Acoustic shearography for crack detection in metallic plates

Shearography is an optical non-destructive testing (NDT) technique which is suitable for large area and fast inspections. However, it is difficult to detect cracks in metals by using conventional stress loading methods for shearography, including stress loadings by vacuum, thermal and vibrational excitations, due to the high rigidity and/or the high thermal conductivity of metals. In this work, we propose and demonstrate an acoustic shearography method for detection of cracks in metallic plates. Piezoelectric transducers bonded on the metallic structures are used to generate acoustic waves, which interact with crack defects and act as the stress loading for shearography testing.
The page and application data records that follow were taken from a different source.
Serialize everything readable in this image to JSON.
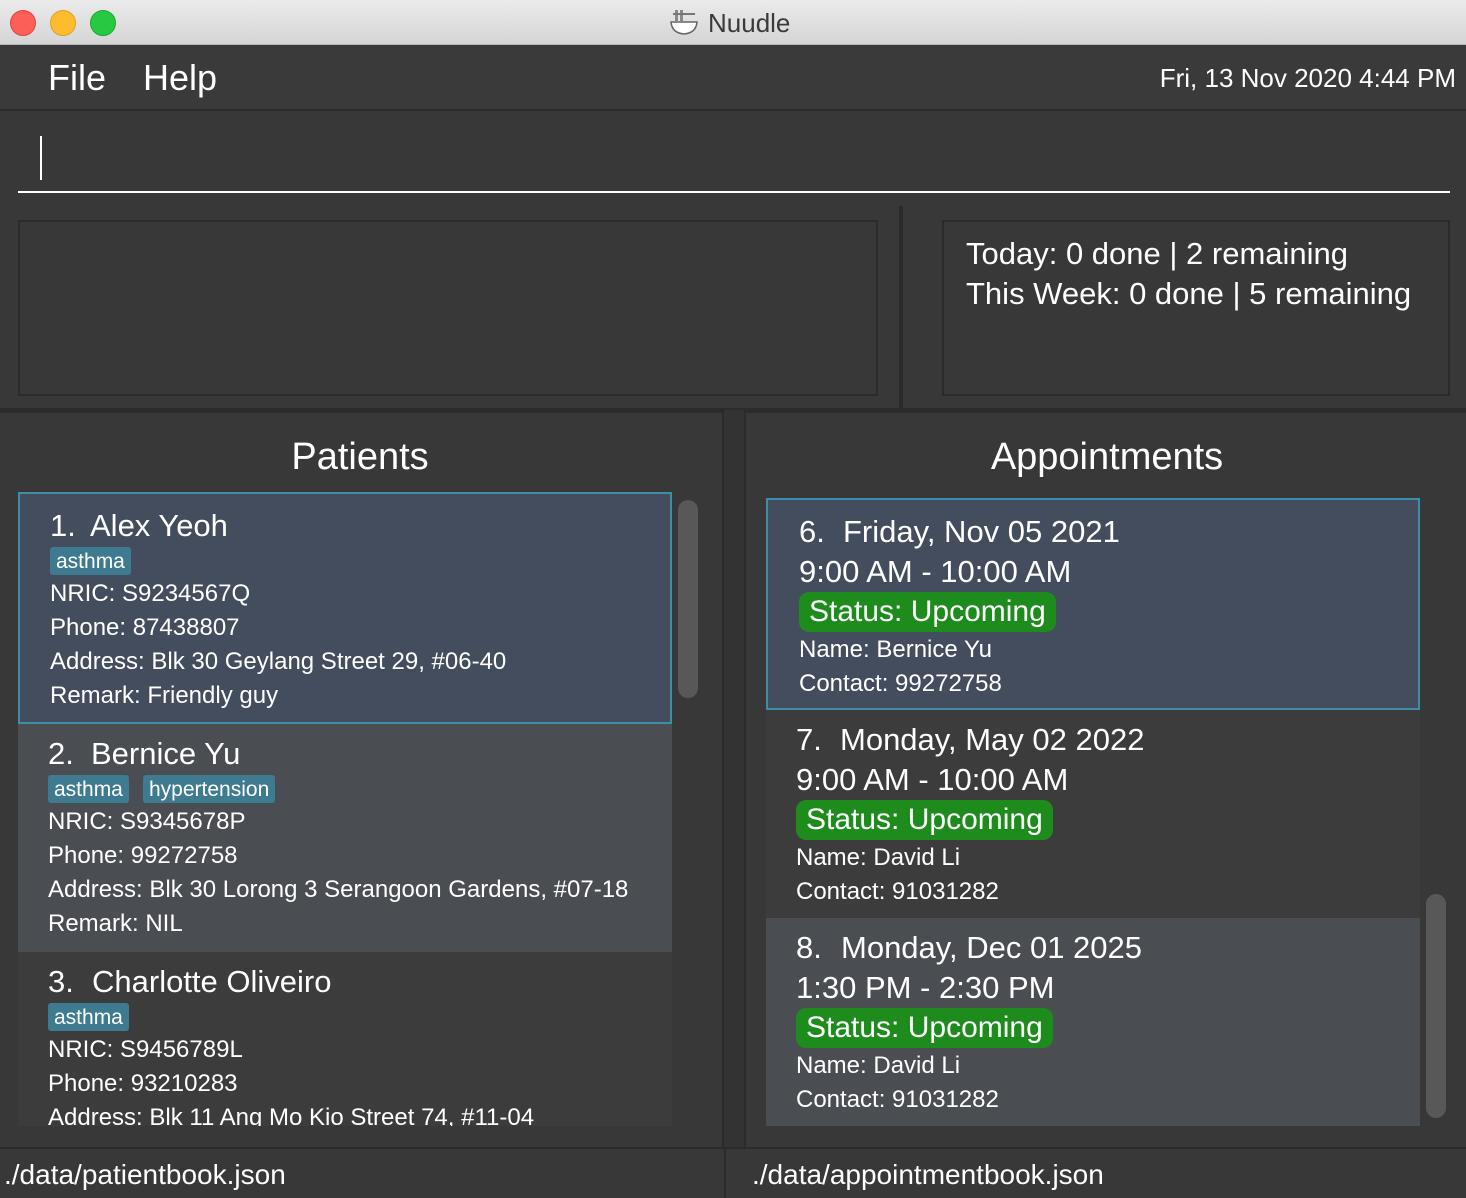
{
  "window": {
    "title": "Nuudle"
  },
  "menu": {
    "items": [
      "File",
      "Help"
    ],
    "datetime": "Fri, 13 Nov 2020 4:44 PM"
  },
  "command": {
    "value": "",
    "placeholder": ""
  },
  "stats": {
    "today": "Today: 0 done | 2 remaining",
    "week": "This Week: 0 done | 5 remaining"
  },
  "patients": {
    "title": "Patients",
    "items": [
      {
        "index": "1.",
        "name": "Alex Yeoh",
        "tags": [
          "asthma"
        ],
        "nric": "NRIC: S9234567Q",
        "phone": "Phone: 87438807",
        "address": "Address: Blk 30 Geylang Street 29, #06-40",
        "remark": "Remark: Friendly guy"
      },
      {
        "index": "2.",
        "name": "Bernice Yu",
        "tags": [
          "asthma",
          "hypertension"
        ],
        "nric": "NRIC: S9345678P",
        "phone": "Phone: 99272758",
        "address": "Address: Blk 30 Lorong 3 Serangoon Gardens, #07-18",
        "remark": "Remark: NIL"
      },
      {
        "index": "3.",
        "name": "Charlotte Oliveiro",
        "tags": [
          "asthma"
        ],
        "nric": "NRIC: S9456789L",
        "phone": "Phone: 93210283",
        "address": "Address: Blk 11 Ang Mo Kio Street 74, #11-04",
        "remark": ""
      }
    ]
  },
  "appointments": {
    "title": "Appointments",
    "items": [
      {
        "index": "6.",
        "date": "Friday, Nov 05 2021",
        "time": "9:00 AM - 10:00 AM",
        "status": "Status: Upcoming",
        "name": "Name: Bernice Yu",
        "contact": "Contact: 99272758"
      },
      {
        "index": "7.",
        "date": "Monday, May 02 2022",
        "time": "9:00 AM - 10:00 AM",
        "status": "Status: Upcoming",
        "name": "Name: David Li",
        "contact": "Contact: 91031282"
      },
      {
        "index": "8.",
        "date": "Monday, Dec 01 2025",
        "time": "1:30 PM - 2:30 PM",
        "status": "Status: Upcoming",
        "name": "Name: David Li",
        "contact": "Contact: 91031282"
      }
    ]
  },
  "footer": {
    "patient_file": "./data/patientbook.json",
    "appointment_file": "./data/appointmentbook.json"
  },
  "colors": {
    "background": "#383838",
    "selected_card": "#434d5e",
    "selected_border": "#3e8ea8",
    "alt_card": "#4a4e52",
    "dark_card": "#3c3c3c",
    "tag": "#3e7b91",
    "status": "#1d8c1d"
  },
  "icons": [
    "close-light",
    "minimize-light",
    "zoom-light",
    "noodle-bowl-icon"
  ]
}
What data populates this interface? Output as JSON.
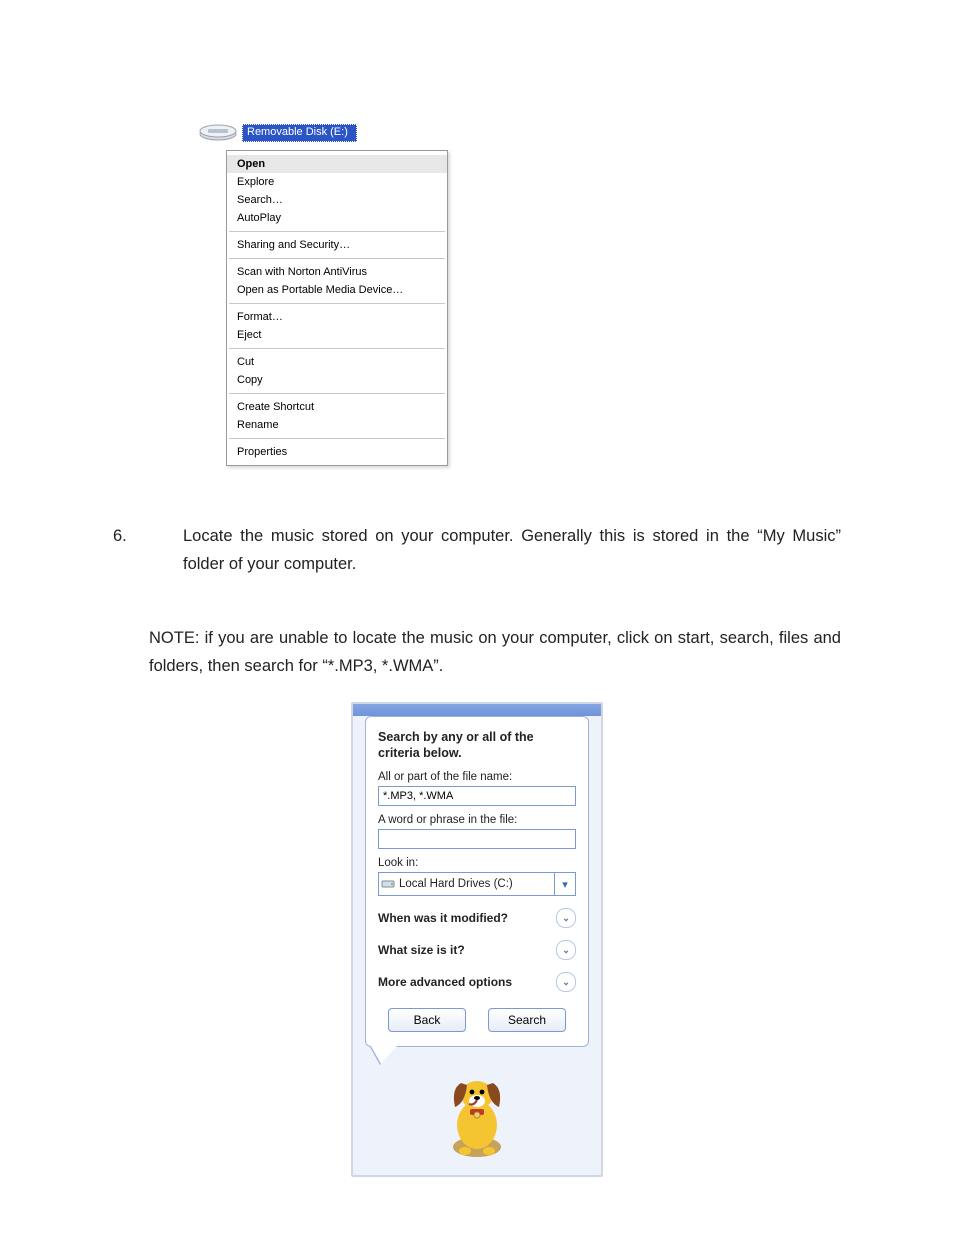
{
  "context_menu": {
    "drive_label": "Removable Disk (E:)",
    "groups": [
      [
        "Open",
        "Explore",
        "Search…",
        "AutoPlay"
      ],
      [
        "Sharing and Security…"
      ],
      [
        "Scan with Norton AntiVirus",
        "Open as Portable Media Device…"
      ],
      [
        "Format…",
        "Eject"
      ],
      [
        "Cut",
        "Copy"
      ],
      [
        "Create Shortcut",
        "Rename"
      ],
      [
        "Properties"
      ]
    ],
    "bold_item": "Open"
  },
  "body": {
    "step_number": "6.",
    "step_text": "Locate the music stored on your computer. Generally this is stored in the “My Music” folder of your computer.",
    "note_text": "NOTE:  if you are unable to locate the music on your computer, click on start, search, files and folders,  then search for “*.MP3, *.WMA”."
  },
  "search_panel": {
    "title": "Search by any or all of the criteria below.",
    "filename_label": "All or part of the file name:",
    "filename_value": "*.MP3, *.WMA",
    "phrase_label": "A word or phrase in the file:",
    "phrase_value": "",
    "lookin_label": "Look in:",
    "lookin_value": "Local Hard Drives (C:)",
    "expanders": [
      "When was it modified?",
      "What size is it?",
      "More advanced options"
    ],
    "back_button": "Back",
    "search_button": "Search"
  }
}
Systematic investigations on the wave-defect interaction based shearography indicate that the optimal testing frequencies are determined by the resonant frequencies of the piezoelectric transducers, which are independent of defect type and sample dimensions of the metallic plates. By using the optimal testing frequency, we successfully detected surface fatigue cracks as short as 3 mm and subsurface cracks at 10 mm depth in aluminum plates. We also demonstrate the feasibility of simultaneous detection of multiple notches in multiple fastener holes with one piezoelectric transducer. This wave-defect interaction based shearography developed here allows fast and effective detection of deep subsurface fatigue cracks, which is promising for practical NDT of defects in metallic structures.